With all recent attention surrounding Apple (AAPL), Google (GOOG) and Priceline's (PCLN) earnings, another stock that will be interesting to watch this earnings season is Amazon (AMZN). Amazon is the largest online retailer in North America and the world's largest digital and print book seller. Amazon is also a large seller of consumer electronics; when consumers visit their traditional brick and mortar store, this can be thought of as Amazons showroom.
Where brick and mortar stores continue to face challenges, Amazon will always be there to pick up market share of brick and mortar stores that struggle. One brick and mortar store that has been struggling for a while has been Best Buy (BBY). With the consumer continuing to use the internet to price check and purchase items, Best Buy and other electronic retailers will continually have to adapt to a changing consumer. I believe in the long term Amazon will continue to dominate and take market share from brick and mortar retailers. I wouldn't throw a blanket over all the brick and mortar retailers, since some are in a better position than others, but for every brick and mortar retailer that struggles, Amazon can naturally pick up market share.
Earnings season can be an exciting time for option traders due to the many strategies that traders can employ to profit off companies earnings. Amazon can often have erratic earnings, and during the last year, Amazon has traded in the range of $180 to $240. Amazon's erratic earnings over the last four quarters can present difficulties for directional traders, but traders using a non-directional strategy have generally been rewarded without having to take a bullish or bearish only stance.
|Earnings History||Mar 11||Jun 11||Sep 11||Dec 11|
Source: Yahoo Finance
The most common non-directional option strategies include straddles, strangles and reverse iron condors. One of the great things about non-directional option trading strategies is that, as a trader, you get to play on both sides of the fence and are betting that an upcoming event can sharply drive a stock higher or lower.
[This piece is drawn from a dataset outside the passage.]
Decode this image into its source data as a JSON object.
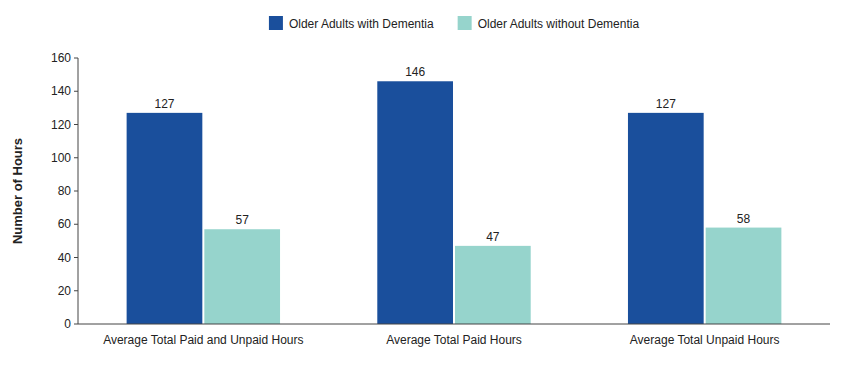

Amazon's earnings over the last four quarters have shown an average price movement up to the day before earnings of $10.24
Jan 17, 2012 close = 181.66 to Jan 30, 2012 close = 192.50 This is a $10.49 gain
Oct 5, 2011 close = 219.50 to Oct 24, 2011 close = 237.61 This is a $18.11 gain
July 1 ,2011 close = 209.42 to July 25, 2011 close = 216.52 This is a $7.10 gain
April 1, 2011 close = 180.13 to April 25, 2011 close = 185.42 This is a $5.29 gain
Source: Yahoo Finance
If investors believe there will be a run-up or run-down going into Amazon's earnings then here is a non-directional options play on Amazon.
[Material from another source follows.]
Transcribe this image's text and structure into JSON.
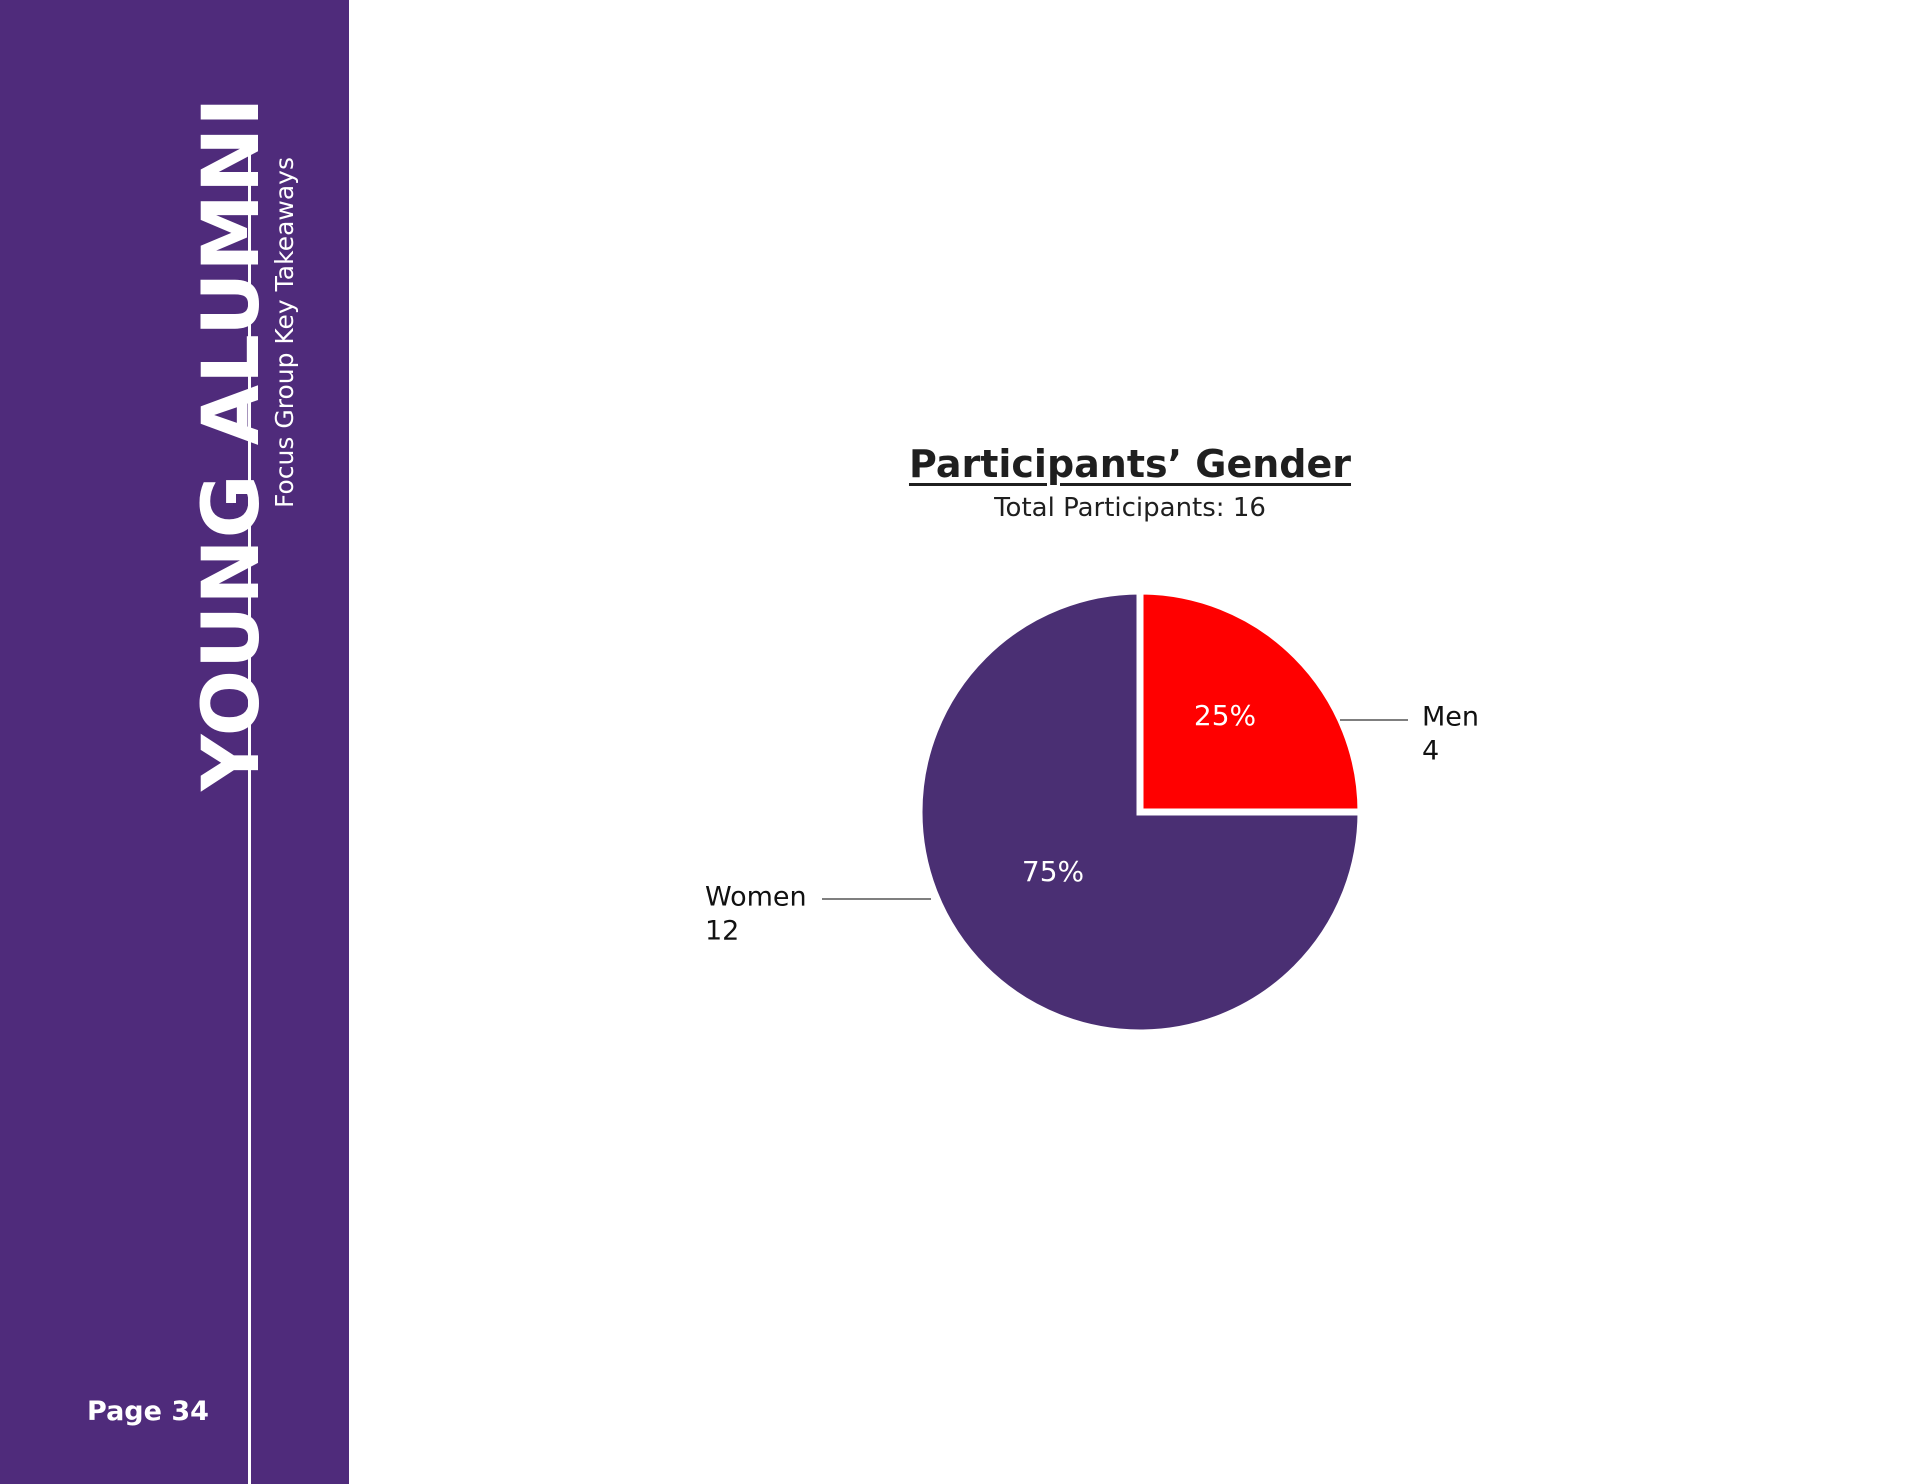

Trade Idea: Reverse Iron Condor
Buy (1) May 19 2012 190 call = 9.35
Sell (1) May 19 2012 195 call = 7.05
Buy (1) May 19 2012 185 put = 8.00
Sell (1) May 19 2012 180 put = 5.95
Cost to do this trade = $435
Upper Breakeven Point = 194.35 (At 195 max profit is $295 per position)
Lower Breakeven Point = 180.65 (At 180 max profit is $270 per position)
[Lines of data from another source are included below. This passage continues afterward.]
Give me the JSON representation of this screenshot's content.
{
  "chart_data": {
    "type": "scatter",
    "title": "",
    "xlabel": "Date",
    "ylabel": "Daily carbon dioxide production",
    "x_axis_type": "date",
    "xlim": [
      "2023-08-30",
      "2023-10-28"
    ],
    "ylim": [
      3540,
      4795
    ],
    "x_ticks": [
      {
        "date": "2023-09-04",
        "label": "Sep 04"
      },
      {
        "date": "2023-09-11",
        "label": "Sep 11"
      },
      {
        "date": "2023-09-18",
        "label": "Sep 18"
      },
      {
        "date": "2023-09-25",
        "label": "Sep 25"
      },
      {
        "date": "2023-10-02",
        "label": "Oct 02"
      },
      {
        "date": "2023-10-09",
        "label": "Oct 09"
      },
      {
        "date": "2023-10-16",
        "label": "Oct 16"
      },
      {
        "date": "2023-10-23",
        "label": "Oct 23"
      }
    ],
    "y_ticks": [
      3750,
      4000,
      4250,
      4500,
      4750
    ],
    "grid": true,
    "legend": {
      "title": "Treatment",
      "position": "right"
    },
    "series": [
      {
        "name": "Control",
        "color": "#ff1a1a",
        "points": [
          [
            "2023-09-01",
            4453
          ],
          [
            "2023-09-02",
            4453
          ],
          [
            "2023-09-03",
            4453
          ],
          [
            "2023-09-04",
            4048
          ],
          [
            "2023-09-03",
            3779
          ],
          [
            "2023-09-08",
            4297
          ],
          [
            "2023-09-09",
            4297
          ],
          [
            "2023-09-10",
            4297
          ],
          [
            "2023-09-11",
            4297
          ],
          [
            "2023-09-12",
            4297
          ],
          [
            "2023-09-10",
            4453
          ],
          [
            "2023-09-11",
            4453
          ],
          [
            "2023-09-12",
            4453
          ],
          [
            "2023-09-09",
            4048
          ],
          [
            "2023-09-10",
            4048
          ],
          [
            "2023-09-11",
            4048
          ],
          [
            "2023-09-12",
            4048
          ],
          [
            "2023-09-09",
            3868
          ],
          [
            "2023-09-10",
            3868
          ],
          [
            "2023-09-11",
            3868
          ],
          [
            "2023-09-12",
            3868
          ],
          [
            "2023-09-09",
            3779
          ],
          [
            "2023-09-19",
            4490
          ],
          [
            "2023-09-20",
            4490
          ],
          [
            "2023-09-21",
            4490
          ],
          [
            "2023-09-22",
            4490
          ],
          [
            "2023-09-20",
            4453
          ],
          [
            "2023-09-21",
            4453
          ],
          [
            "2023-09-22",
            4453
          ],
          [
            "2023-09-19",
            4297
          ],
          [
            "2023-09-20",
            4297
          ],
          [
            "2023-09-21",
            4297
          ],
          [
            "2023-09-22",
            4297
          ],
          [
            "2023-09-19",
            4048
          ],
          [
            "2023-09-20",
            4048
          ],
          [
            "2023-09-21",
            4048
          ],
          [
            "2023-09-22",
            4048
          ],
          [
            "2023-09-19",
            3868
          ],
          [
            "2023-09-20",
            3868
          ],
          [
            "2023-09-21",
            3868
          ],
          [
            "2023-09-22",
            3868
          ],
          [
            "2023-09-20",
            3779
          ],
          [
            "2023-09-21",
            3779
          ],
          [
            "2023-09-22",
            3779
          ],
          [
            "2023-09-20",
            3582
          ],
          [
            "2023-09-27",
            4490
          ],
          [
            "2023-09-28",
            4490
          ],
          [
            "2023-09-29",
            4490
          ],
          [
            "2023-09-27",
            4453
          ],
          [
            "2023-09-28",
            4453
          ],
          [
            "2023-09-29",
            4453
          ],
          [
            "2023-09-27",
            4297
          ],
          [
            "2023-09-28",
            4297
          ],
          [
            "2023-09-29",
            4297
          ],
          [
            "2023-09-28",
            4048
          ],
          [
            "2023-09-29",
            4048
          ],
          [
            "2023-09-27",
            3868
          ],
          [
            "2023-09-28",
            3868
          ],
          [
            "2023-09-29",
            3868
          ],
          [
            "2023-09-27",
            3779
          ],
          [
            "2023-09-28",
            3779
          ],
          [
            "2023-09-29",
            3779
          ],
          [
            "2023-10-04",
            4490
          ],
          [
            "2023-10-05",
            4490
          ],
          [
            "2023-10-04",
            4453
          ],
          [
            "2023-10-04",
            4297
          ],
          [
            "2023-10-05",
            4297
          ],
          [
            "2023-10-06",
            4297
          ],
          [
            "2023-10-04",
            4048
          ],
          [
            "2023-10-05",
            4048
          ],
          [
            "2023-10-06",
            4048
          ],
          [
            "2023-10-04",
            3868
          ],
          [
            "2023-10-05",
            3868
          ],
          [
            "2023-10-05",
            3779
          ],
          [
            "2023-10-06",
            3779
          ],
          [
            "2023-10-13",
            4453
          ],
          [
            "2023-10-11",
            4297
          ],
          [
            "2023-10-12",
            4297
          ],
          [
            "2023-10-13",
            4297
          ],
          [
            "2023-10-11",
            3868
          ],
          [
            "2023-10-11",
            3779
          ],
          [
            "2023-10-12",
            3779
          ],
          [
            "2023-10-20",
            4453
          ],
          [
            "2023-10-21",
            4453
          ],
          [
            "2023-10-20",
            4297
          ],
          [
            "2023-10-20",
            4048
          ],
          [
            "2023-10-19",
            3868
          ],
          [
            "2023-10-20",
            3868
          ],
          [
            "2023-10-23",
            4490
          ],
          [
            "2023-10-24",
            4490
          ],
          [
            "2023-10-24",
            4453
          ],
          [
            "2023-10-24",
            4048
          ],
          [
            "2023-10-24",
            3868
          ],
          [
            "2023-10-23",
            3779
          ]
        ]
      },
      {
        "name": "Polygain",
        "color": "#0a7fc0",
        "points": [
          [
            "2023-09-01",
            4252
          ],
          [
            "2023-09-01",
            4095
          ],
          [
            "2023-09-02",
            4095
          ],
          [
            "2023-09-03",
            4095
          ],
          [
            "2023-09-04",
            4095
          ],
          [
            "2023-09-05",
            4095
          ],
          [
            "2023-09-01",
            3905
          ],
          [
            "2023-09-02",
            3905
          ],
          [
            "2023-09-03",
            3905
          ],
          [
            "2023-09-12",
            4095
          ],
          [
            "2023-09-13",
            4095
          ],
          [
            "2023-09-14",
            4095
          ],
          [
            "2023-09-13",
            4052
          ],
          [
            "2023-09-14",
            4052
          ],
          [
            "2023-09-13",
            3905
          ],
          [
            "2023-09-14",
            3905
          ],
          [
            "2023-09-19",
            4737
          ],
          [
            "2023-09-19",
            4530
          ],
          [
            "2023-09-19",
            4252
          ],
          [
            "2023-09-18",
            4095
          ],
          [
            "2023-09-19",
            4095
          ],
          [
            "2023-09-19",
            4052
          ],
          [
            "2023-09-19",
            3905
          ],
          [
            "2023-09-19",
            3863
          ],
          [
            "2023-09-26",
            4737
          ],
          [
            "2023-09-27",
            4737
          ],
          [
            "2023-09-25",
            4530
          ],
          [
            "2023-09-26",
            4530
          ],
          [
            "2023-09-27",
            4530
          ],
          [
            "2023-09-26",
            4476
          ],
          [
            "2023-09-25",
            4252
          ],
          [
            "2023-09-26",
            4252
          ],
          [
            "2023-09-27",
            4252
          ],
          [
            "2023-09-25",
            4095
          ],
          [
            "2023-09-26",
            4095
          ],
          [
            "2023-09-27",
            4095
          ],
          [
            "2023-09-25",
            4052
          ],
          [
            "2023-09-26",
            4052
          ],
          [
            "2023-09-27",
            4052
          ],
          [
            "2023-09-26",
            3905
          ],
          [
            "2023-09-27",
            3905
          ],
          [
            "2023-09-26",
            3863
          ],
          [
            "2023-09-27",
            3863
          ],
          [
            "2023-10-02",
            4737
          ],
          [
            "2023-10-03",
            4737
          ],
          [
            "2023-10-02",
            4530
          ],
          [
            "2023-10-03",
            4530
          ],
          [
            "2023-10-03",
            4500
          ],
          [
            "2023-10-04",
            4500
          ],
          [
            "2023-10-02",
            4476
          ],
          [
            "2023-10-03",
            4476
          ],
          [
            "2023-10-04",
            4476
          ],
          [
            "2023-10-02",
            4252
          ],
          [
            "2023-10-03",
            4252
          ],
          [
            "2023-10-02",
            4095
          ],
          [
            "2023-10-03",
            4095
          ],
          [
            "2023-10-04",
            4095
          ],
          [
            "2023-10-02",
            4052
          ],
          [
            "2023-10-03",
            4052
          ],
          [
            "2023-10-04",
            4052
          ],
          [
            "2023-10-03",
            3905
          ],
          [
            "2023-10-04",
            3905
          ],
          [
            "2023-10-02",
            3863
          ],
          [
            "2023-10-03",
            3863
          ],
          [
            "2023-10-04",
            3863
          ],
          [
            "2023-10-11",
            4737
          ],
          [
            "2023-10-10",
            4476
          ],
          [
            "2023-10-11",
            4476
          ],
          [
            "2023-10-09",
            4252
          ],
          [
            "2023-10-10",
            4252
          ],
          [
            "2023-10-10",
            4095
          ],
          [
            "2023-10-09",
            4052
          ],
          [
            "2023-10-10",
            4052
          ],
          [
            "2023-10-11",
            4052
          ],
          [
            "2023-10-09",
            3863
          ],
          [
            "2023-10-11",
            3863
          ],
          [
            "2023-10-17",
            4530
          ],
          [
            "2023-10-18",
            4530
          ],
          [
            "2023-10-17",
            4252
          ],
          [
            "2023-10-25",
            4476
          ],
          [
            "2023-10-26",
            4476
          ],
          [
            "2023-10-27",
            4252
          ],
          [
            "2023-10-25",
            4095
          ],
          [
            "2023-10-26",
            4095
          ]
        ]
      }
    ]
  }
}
Amazon reports earnings on April 24, 2012, so there is no need to rush into this trade. Amazon also has weekly options available if investors want to spend less to try and make more. Investors could also consider a straddle or strangle, but this would cost three times the amount of the reverse iron condor. At the time I am writing this article, Amazon is trading at $188, and by placing a reverse iron condor, investors are betting that Amazon will move $7 to $8 in either direction to be profitable. Seven to eight dollars sounds like a lot, but in reality, Amazon needs to move 4% from the current price level of $188 in 38 days. Over the last ten days Amazon has dropped over $17 per share, and doing a weekly reverse iron condor would have been profitable.
In conclusion, I don't want to bet on whether Amazon is going to beat or miss earnings, but would rather play the rise in implied volatility and exit out of the trade before earnings. There is plenty of time from now until Amazon's earnings to do a reverse iron condor for a favorable debit. As with any options strategy, there are advantages and disadvantages to using a reverse iron condor, but for Amazon, I believe that the reverse iron condor is the best way to go heading into earnings. I will be placing this trade using a hypothetical portfolio and will consider placing a reverse iron condor as Amazon's earnings near.
Disclosure: I have no positions in any stocks mentioned, and no plans to initiate any positions within the next 72 hours.